Miami Marine Stadium was part of a significant shift in American architectural style from staid civic buildings to exuberant structures reflecting changing tastes. It demonstrated a civic desire to project the city as a forward-looking place. Commodore Ralph Middleton Munroe Miami Marine Stadium was the first purpose-built venue for powerboat racing in the United States. Designed by Cuban-American architect Hilario Candela, this 1960s concrete Modernist icon is a sentimental favorite for many in the Miami community. The 6,566-seat stadium, completed in 1964, was built on land donated by a local family specifically for water sports. The stadium, notable for its floating stage and stunning profile, hosted many world-class powerboat events and nationally televised concerts. The last major race in the stadium was in 1987 and concerts continued through the late 1980s as well.
In 1992, Hurricane Andrew damaged the stadium, prompting city engineers to condemn the structure as unsafe.

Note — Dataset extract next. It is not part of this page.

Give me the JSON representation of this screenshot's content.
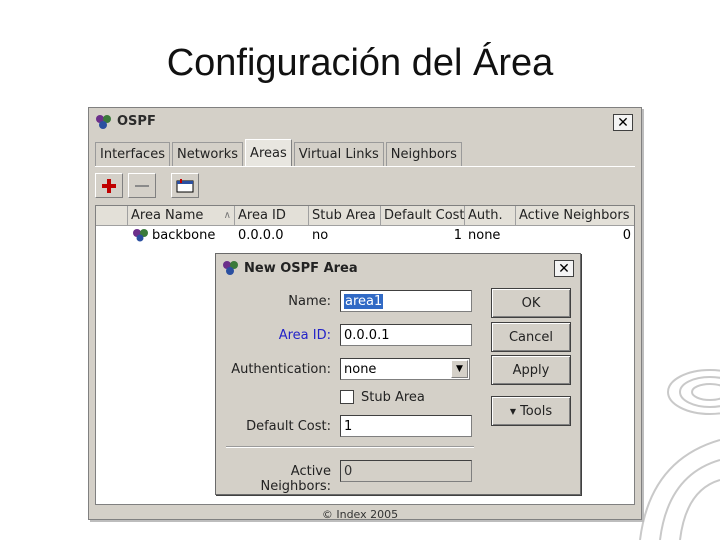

The stadium then sat vacant, without maintenance, subject to vandalism and prolific graffiti. In 2006 city development plans called for the demolition of the stadium. However, thanks to strong advocacy efforts and public outcry, the city’s plans were subsequently revised and the stadium was designated a local landmark in October 2008. In order to raise awareness about the state of the vacant, abandoned building, Miami Marine Stadium was included on the 2010 World Monuments Watch.
A symbol of modernity for a growing city
The same year the Miami Marine Stadium was included on the Watch, the National Trust for Historic Preservation included the stadium on its list of America’s 11 Most Endangered Historic Places; the decision for both organizations to simultaneously include the Miami Marine Stadium on their respective lists displayed a combined effort to recognize the threats of the site.
After inclusion on the Watch, WMF undertook a structural feasibility study that demonstrated the building was structurally sound. The Friends of Miami Marine Stadium used this new information to bolster their preservation advocacy campaign. In 2012, Miami commissioners voted 3-2 in favor of renovation. In 2016 the city allocated $45M towards the stadium’s renovation, beginning with a thorough evaluation of the building and a study of potential uses. In July 2017, based on the findings of the evaluation and potential uses, the Miami City Commission agreed to proceed with phase II of the renovation, which will include the preparation of complete architectural plans for the renovation of the structure. Meanwhile, the site was listed in the National Register of Historic Places in April 2018.